Simple test case of a 9 star rating with a $10,000,000 opening and 150,000 votes is predicted to make about $120 million in lifetime gross

X_sub_features = imdb_final[['rating', 'opening', 'votes']]

X_train, X_test, y_train, y_test = train_test_split(X_sub_features,y, random_state=1)
rfclf = RandomForestRegressor(n_estimators=100, max_features='auto', oob_score=True, random_state=1)
rfclf.fit(X_train, y_train)

predictions_tree = rfclf.predict(X_test)
metrics.r2_score(y_test, predictions_tree)

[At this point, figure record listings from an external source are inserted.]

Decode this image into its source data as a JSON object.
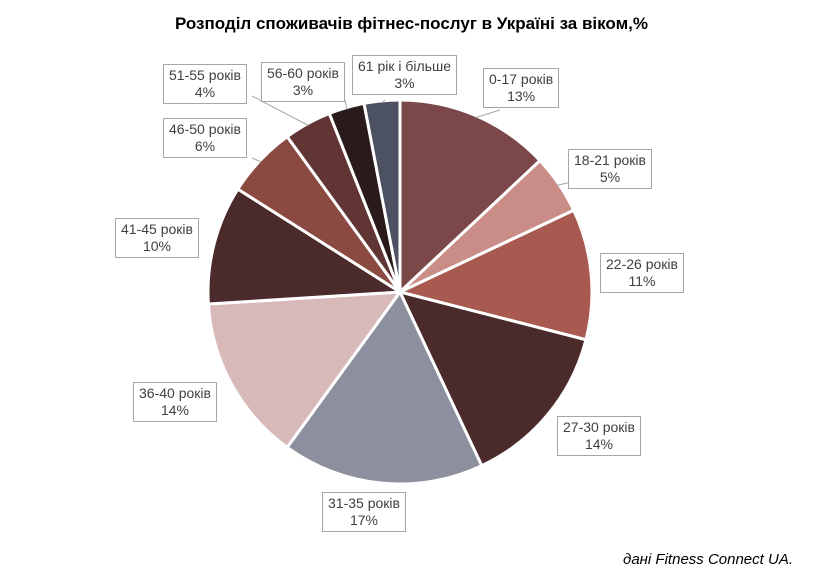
{
  "chart_data": {
    "type": "pie",
    "title": "Розподіл споживачів фітнес-послуг в Україні за віком,%",
    "categories": [
      "0-17 років",
      "18-21 років",
      "22-26 років",
      "27-30 років",
      "31-35 років",
      "36-40 років",
      "41-45 років",
      "46-50 років",
      "51-55 років",
      "56-60 років",
      "61 рік і більше"
    ],
    "values": [
      13,
      5,
      11,
      14,
      17,
      14,
      10,
      6,
      4,
      3,
      3
    ],
    "value_labels": [
      "13%",
      "5%",
      "11%",
      "14%",
      "17%",
      "14%",
      "10%",
      "6%",
      "4%",
      "3%",
      "3%"
    ],
    "colors": [
      "#7b4748",
      "#c98c86",
      "#a85a50",
      "#4a2a2b",
      "#8b8f9e",
      "#d8b9ba",
      "#4a2a2b",
      "#8a4a42",
      "#603533",
      "#2a1a1b",
      "#4d5262"
    ],
    "start_angle_deg": 0,
    "direction": "clockwise"
  },
  "source_note": "дані Fitness Connect UA."
}
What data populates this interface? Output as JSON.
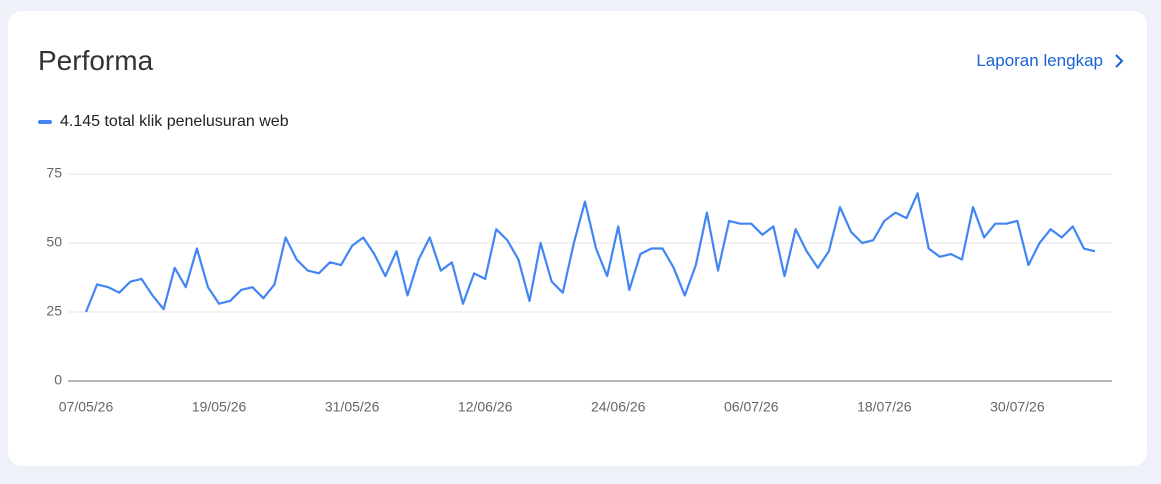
{
  "header": {
    "title": "Performa",
    "link": "Laporan lengkap"
  },
  "chart_data": {
    "type": "line",
    "categories": [
      "07/05/26",
      null,
      null,
      null,
      null,
      null,
      null,
      null,
      null,
      null,
      null,
      null,
      "19/05/26",
      null,
      null,
      null,
      null,
      null,
      null,
      null,
      null,
      null,
      null,
      null,
      "31/05/26",
      null,
      null,
      null,
      null,
      null,
      null,
      null,
      null,
      null,
      null,
      null,
      "12/06/26",
      null,
      null,
      null,
      null,
      null,
      null,
      null,
      null,
      null,
      null,
      null,
      "24/06/26",
      null,
      null,
      null,
      null,
      null,
      null,
      null,
      null,
      null,
      null,
      null,
      "06/07/26",
      null,
      null,
      null,
      null,
      null,
      null,
      null,
      null,
      null,
      null,
      null,
      "18/07/26",
      null,
      null,
      null,
      null,
      null,
      null,
      null,
      null,
      null,
      null,
      null,
      "30/07/26",
      null,
      null,
      null,
      null,
      null,
      null,
      null
    ],
    "series": [
      {
        "name": "4.145 total klik penelusuran web",
        "color": "#4285f4",
        "values": [
          25,
          35,
          34,
          32,
          36,
          37,
          31,
          26,
          41,
          34,
          48,
          34,
          28,
          29,
          33,
          34,
          30,
          35,
          52,
          44,
          40,
          39,
          43,
          42,
          49,
          52,
          46,
          38,
          47,
          31,
          44,
          52,
          40,
          43,
          28,
          39,
          37,
          55,
          51,
          44,
          29,
          50,
          36,
          32,
          50,
          65,
          48,
          38,
          56,
          33,
          46,
          48,
          48,
          41,
          31,
          42,
          61,
          40,
          58,
          57,
          57,
          53,
          56,
          38,
          55,
          47,
          41,
          47,
          63,
          54,
          50,
          51,
          58,
          61,
          59,
          68,
          48,
          45,
          46,
          44,
          63,
          52,
          57,
          57,
          58,
          42,
          50,
          55,
          52,
          56,
          48,
          47
        ]
      }
    ],
    "ylim": [
      0,
      75
    ],
    "yticks": [
      0,
      25,
      50,
      75
    ],
    "grid": true
  }
}
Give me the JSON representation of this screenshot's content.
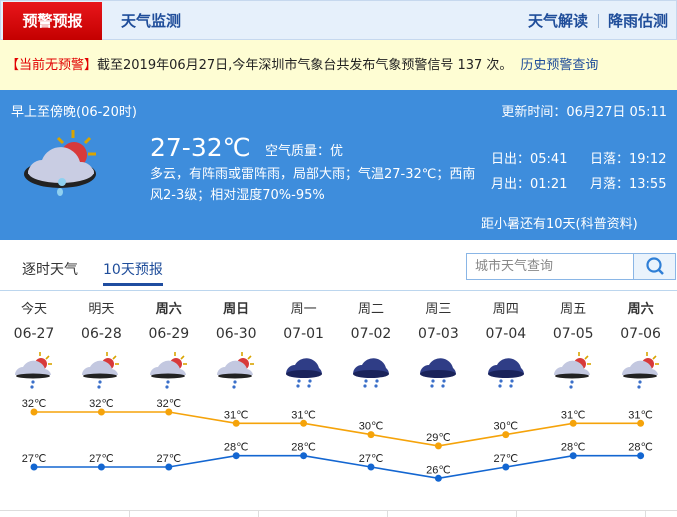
{
  "nav": {
    "active": "预警预报",
    "monitor": "天气监测",
    "interpret": "天气解读",
    "rain": "降雨估测"
  },
  "alert": {
    "status": "【当前无预警】",
    "text": "截至2019年06月27日,今年深圳市气象台共发布气象预警信号 137 次。",
    "history_link": "历史预警查询"
  },
  "today": {
    "period": "早上至傍晚(06-20时)",
    "update": "更新时间：06月27日 05:11",
    "temp": "27-32℃",
    "aqi": "空气质量：优",
    "desc": "多云，有阵雨或雷阵雨，局部大雨；气温27-32℃；西南风2-3级；相对湿度70%-95%",
    "sunrise": "日出：05:41",
    "sunset": "日落：19:12",
    "moonrise": "月出：01:21",
    "moonset": "月落：13:55",
    "solar_term": "距小暑还有10天(科普资料)",
    "icon": "cloudy-sun-rain-icon"
  },
  "tabs": {
    "hourly": "逐时天气",
    "ten_day": "10天预报"
  },
  "search": {
    "placeholder": "城市天气查询"
  },
  "colors": {
    "high": "#f5a30a",
    "low": "#1366d1",
    "banner": "#3e8ddc",
    "active_tab": "#d40a0e"
  },
  "forecast": [
    {
      "week": "今天",
      "date": "06-27",
      "icon": "partly-cloudy-rain",
      "high": 32,
      "low": 27,
      "bold": false
    },
    {
      "week": "明天",
      "date": "06-28",
      "icon": "partly-cloudy-rain",
      "high": 32,
      "low": 27,
      "bold": false
    },
    {
      "week": "周六",
      "date": "06-29",
      "icon": "partly-cloudy-rain",
      "high": 32,
      "low": 27,
      "bold": true
    },
    {
      "week": "周日",
      "date": "06-30",
      "icon": "partly-cloudy-rain",
      "high": 31,
      "low": 28,
      "bold": true
    },
    {
      "week": "周一",
      "date": "07-01",
      "icon": "rain",
      "high": 31,
      "low": 28,
      "bold": false
    },
    {
      "week": "周二",
      "date": "07-02",
      "icon": "rain",
      "high": 30,
      "low": 27,
      "bold": false
    },
    {
      "week": "周三",
      "date": "07-03",
      "icon": "rain",
      "high": 29,
      "low": 26,
      "bold": false
    },
    {
      "week": "周四",
      "date": "07-04",
      "icon": "rain",
      "high": 30,
      "low": 27,
      "bold": false
    },
    {
      "week": "周五",
      "date": "07-05",
      "icon": "partly-cloudy-rain",
      "high": 31,
      "low": 28,
      "bold": false
    },
    {
      "week": "周六",
      "date": "07-06",
      "icon": "partly-cloudy-rain",
      "high": 31,
      "low": 28,
      "bold": true
    }
  ],
  "unit": "℃"
}
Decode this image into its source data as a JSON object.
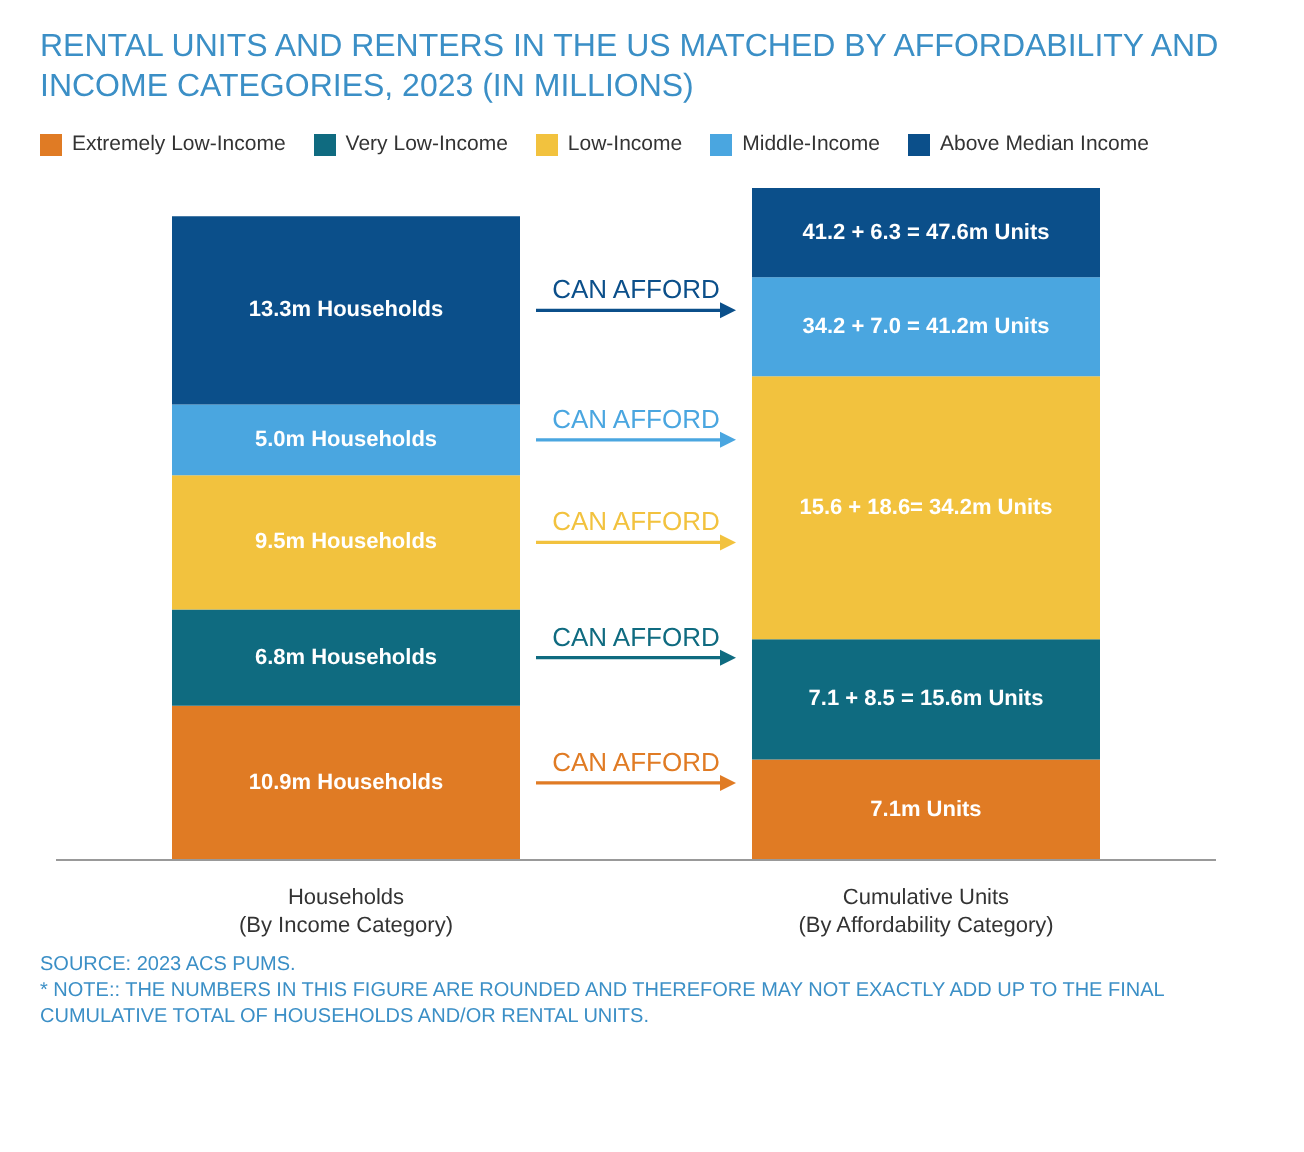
{
  "chart_data": {
    "type": "bar",
    "stacked": true,
    "title": "RENTAL UNITS AND RENTERS IN THE US MATCHED BY AFFORDABILITY AND INCOME CATEGORIES, 2023 (IN MILLIONS)",
    "categories": [
      "Households\n(By Income Category)",
      "Cumulative Units\n(By Affordability Category)"
    ],
    "series": [
      {
        "name": "Extremely Low-Income",
        "color": "#e07b24",
        "values": [
          10.9,
          7.1
        ],
        "value_labels": [
          "10.9m Households",
          "7.1m Units"
        ]
      },
      {
        "name": "Very Low-Income",
        "color": "#0f6b80",
        "values": [
          6.8,
          8.5
        ],
        "value_labels": [
          "6.8m Households",
          "7.1 + 8.5 = 15.6m Units"
        ]
      },
      {
        "name": "Low-Income",
        "color": "#f2c23e",
        "values": [
          9.5,
          18.6
        ],
        "value_labels": [
          "9.5m Households",
          "15.6 + 18.6= 34.2m Units"
        ]
      },
      {
        "name": "Middle-Income",
        "color": "#4aa6e0",
        "values": [
          5.0,
          7.0
        ],
        "value_labels": [
          "5.0m Households",
          "34.2 + 7.0 = 41.2m Units"
        ]
      },
      {
        "name": "Above Median Income",
        "color": "#0b4f8a",
        "values": [
          13.3,
          6.3
        ],
        "value_labels": [
          "13.3m Households",
          "41.2 + 6.3 = 47.6m Units"
        ]
      }
    ],
    "annotations": [
      "CAN AFFORD",
      "CAN AFFORD",
      "CAN AFFORD",
      "CAN AFFORD",
      "CAN AFFORD",
      "SOURCE: 2023 ACS PUMS.",
      "* NOTE:: THE NUMBERS IN THIS FIGURE ARE ROUNDED AND THEREFORE MAY NOT EXACTLY ADD UP TO THE FINAL CUMULATIVE TOTAL OF HOUSEHOLDS AND/OR RENTAL UNITS."
    ],
    "legend": "top"
  }
}
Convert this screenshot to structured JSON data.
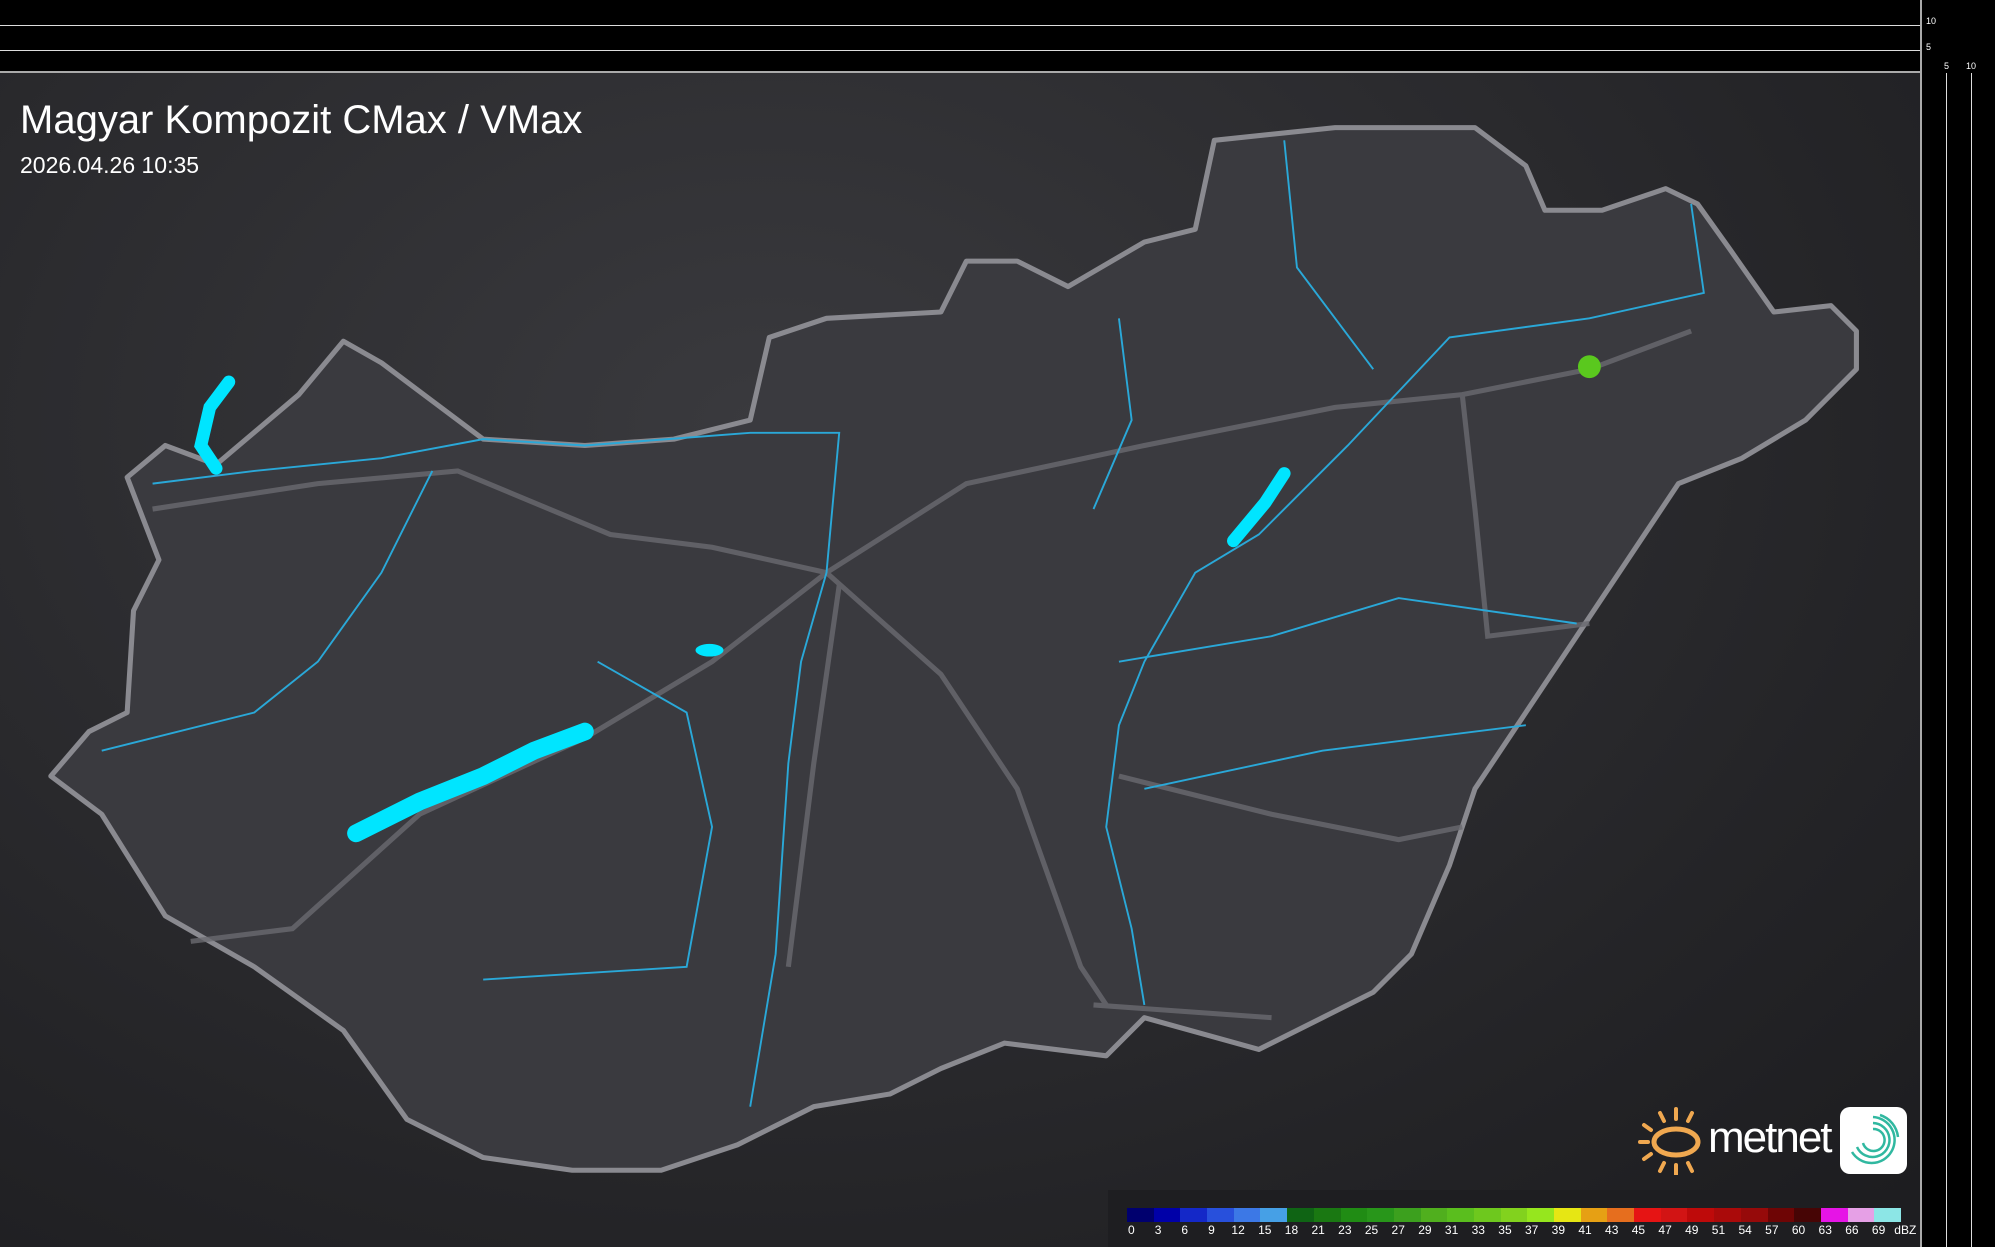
{
  "header": {
    "title": "Magyar Kompozit CMax / VMax",
    "datetime": "2026.04.26 10:35"
  },
  "scale": {
    "vertical_ticks": [
      "10",
      "5"
    ],
    "horizontal_ticks": [
      "5",
      "10"
    ]
  },
  "legend": {
    "unit": "dBZ",
    "labels": [
      "0",
      "3",
      "6",
      "9",
      "12",
      "15",
      "18",
      "21",
      "23",
      "25",
      "27",
      "29",
      "31",
      "33",
      "35",
      "37",
      "39",
      "41",
      "43",
      "45",
      "47",
      "49",
      "51",
      "54",
      "57",
      "60",
      "63",
      "66",
      "69"
    ],
    "colors": [
      "#00006e",
      "#0000a8",
      "#1428c8",
      "#2850dc",
      "#3c78e6",
      "#46a0e6",
      "#0f6414",
      "#1a7812",
      "#208c14",
      "#28961a",
      "#3ca01e",
      "#50af1e",
      "#5abe1e",
      "#6ec81e",
      "#82d21e",
      "#96e61e",
      "#e6e614",
      "#e6a014",
      "#e66e1e",
      "#e61414",
      "#d21414",
      "#be0a0a",
      "#aa0a0a",
      "#960a0a",
      "#6e0505",
      "#460505",
      "#e614e6",
      "#e6a0e6",
      "#8ce6e6"
    ]
  },
  "logo": {
    "brand": "metnet",
    "accent": "#f0a850",
    "icon_color": "#30b8a0"
  },
  "map": {
    "region": "Hungary",
    "echo_color": "#5ac81e",
    "water_color": "#00e5ff",
    "river_color": "#2aa8d8"
  }
}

# To Predict a Movie Revenue
rfclf.predict([9, 10000000, 150000])[0]
rfclf.feature_importances_

Conclusion

This project successfully demonstrated the power of combining web scraping with machine learning to predict movie box office performance. By merging IMDB ratings data with BoxOfficeMojo financial information, I was able to build predictive models that achieved strong performance metrics.

Key findings from this analysis:

  • Linear Regression performed best with an R² of 82%, indicating that the selected features explain a significant portion of the variance in lifetime gross revenue.
  • IMDB votes emerged as the most important predictor based on p-value analysis, suggesting that audience engagement is a stronger indicator of box office success than critical ratings alone.
  • Random Forest models achieved 78.7% R², slightly lower than linear regression but still demonstrating good predictive capability with a different feature importance ranking.
  • Decision Trees underperformed at 60.5% R², likely due to overfitting on the training data.

The practical test case validated the model's utility—predicting that a hypothetical movie with a 9-star rating, $10 million opening, and 150,000 votes would generate approximately $120 million in lifetime gross. This type of prediction could be valuable for studios and investors evaluating potential film projects.

Future improvements could include incorporating additional features like genre, director track record, marketing budget, and release timing to further enhance prediction accuracy.